Bernstein Inequalities and Applications to Analytic Geometry and Differential Equations

We introduce new methods of complex analysis (inequalities of Bernstein type) to study projections of analytic sets. These techniques are applied to problems of bifurcations of periodic orbits of differential equations such as the local Hilbert's 16 th problem.

1997 Academic Press

I. INTRODUCTION

This article relates to two different fields: codimension one analytic hypersurfaces defined on a polydisc and limit cycles of polynomial differential equations of the plane.

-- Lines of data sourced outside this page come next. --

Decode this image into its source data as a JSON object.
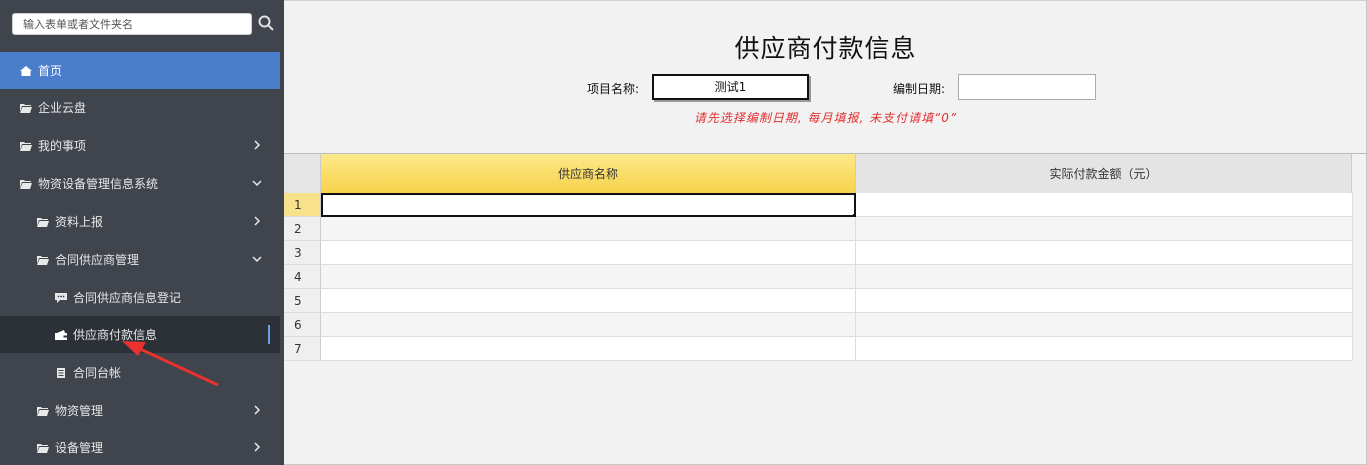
{
  "search": {
    "placeholder": "输入表单或者文件夹名"
  },
  "sidebar": {
    "items": [
      {
        "label": "首页"
      },
      {
        "label": "企业云盘"
      },
      {
        "label": "我的事项"
      },
      {
        "label": "物资设备管理信息系统"
      },
      {
        "label": "资料上报"
      },
      {
        "label": "合同供应商管理"
      },
      {
        "label": "合同供应商信息登记"
      },
      {
        "label": "供应商付款信息"
      },
      {
        "label": "合同台帐"
      },
      {
        "label": "物资管理"
      },
      {
        "label": "设备管理"
      }
    ]
  },
  "form": {
    "title": "供应商付款信息",
    "project_label": "项目名称:",
    "project_value": "测试1",
    "date_label": "编制日期:",
    "date_value": "",
    "notice": "请先选择编制日期, 每月填报, 未支付请填“0”"
  },
  "table": {
    "columns": [
      "供应商名称",
      "实际付款金额（元）"
    ],
    "row_numbers": [
      "1",
      "2",
      "3",
      "4",
      "5",
      "6",
      "7"
    ]
  },
  "colors": {
    "sidebar_bg": "#3f444d",
    "active_bg": "#4a7ecb",
    "notice": "#e03030",
    "header_highlight": "#f7d34a"
  }
}
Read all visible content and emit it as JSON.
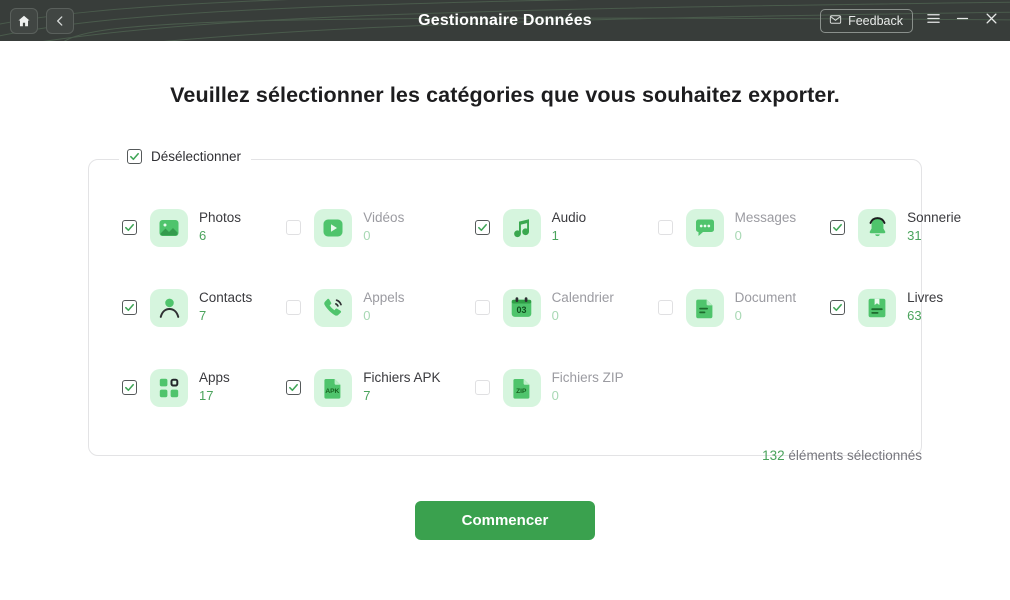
{
  "titlebar": {
    "title": "Gestionnaire Données",
    "home_icon": "home-icon",
    "back_icon": "chevron-left-icon",
    "feedback_label": "Feedback",
    "feedback_icon": "envelope-icon",
    "menu_icon": "hamburger-menu-icon",
    "minimize_icon": "minimize-icon",
    "close_icon": "close-icon",
    "bg_color": "#383d3a"
  },
  "heading": "Veuillez sélectionner les catégories que vous souhaitez exporter.",
  "panel": {
    "legend_label": "Désélectionner",
    "legend_checked": true
  },
  "categories": [
    {
      "name": "Photos",
      "count": "6",
      "checked": true,
      "icon": "photo-icon",
      "enabled": true
    },
    {
      "name": "Vidéos",
      "count": "0",
      "checked": false,
      "icon": "video-icon",
      "enabled": false
    },
    {
      "name": "Audio",
      "count": "1",
      "checked": true,
      "icon": "audio-icon",
      "enabled": true
    },
    {
      "name": "Messages",
      "count": "0",
      "checked": false,
      "icon": "message-icon",
      "enabled": false
    },
    {
      "name": "Sonnerie",
      "count": "31",
      "checked": true,
      "icon": "bell-icon",
      "enabled": true
    },
    {
      "name": "Contacts",
      "count": "7",
      "checked": true,
      "icon": "contact-icon",
      "enabled": true
    },
    {
      "name": "Appels",
      "count": "0",
      "checked": false,
      "icon": "phone-icon",
      "enabled": false
    },
    {
      "name": "Calendrier",
      "count": "0",
      "checked": false,
      "icon": "calendar-icon",
      "enabled": false
    },
    {
      "name": "Document",
      "count": "0",
      "checked": false,
      "icon": "document-icon",
      "enabled": false
    },
    {
      "name": "Livres",
      "count": "63",
      "checked": true,
      "icon": "book-icon",
      "enabled": true
    },
    {
      "name": "Apps",
      "count": "17",
      "checked": true,
      "icon": "apps-icon",
      "enabled": true
    },
    {
      "name": "Fichiers APK",
      "count": "7",
      "checked": true,
      "icon": "apk-file-icon",
      "enabled": true
    },
    {
      "name": "Fichiers ZIP",
      "count": "0",
      "checked": false,
      "icon": "zip-file-icon",
      "enabled": false
    }
  ],
  "footer": {
    "selected_number": "132",
    "selected_label": " éléments sélectionnés",
    "start_label": "Commencer",
    "accent_color": "#3aa14e"
  },
  "calendar_day": "03",
  "apk_label": "APK",
  "zip_label": "ZIP"
}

Methods of analytic Geometry are quite efficient to get bounds for the number of limit cycles (i.e., periodic orbits which are isolated among periodic orbits). The reader is directed, for instance, to Francoise Pugh [F P], Denkowska [D], and Il'ashenko Yakovenko [I Y]. In [F P], Gabrielov's theorem was used to prove that the number of limit cycles of period less than T (given any T ) is uniformly bounded.

For germs of analytic hypersurface (codimension 1), Gabrielov's theorem can be derived in an elementary way using Rolle's lemma and the property that the ring of germs of analytic functions is Noetherian (cf. Francoise Pugh [F P], Roussarie [R], and Yakovenko [Ya]).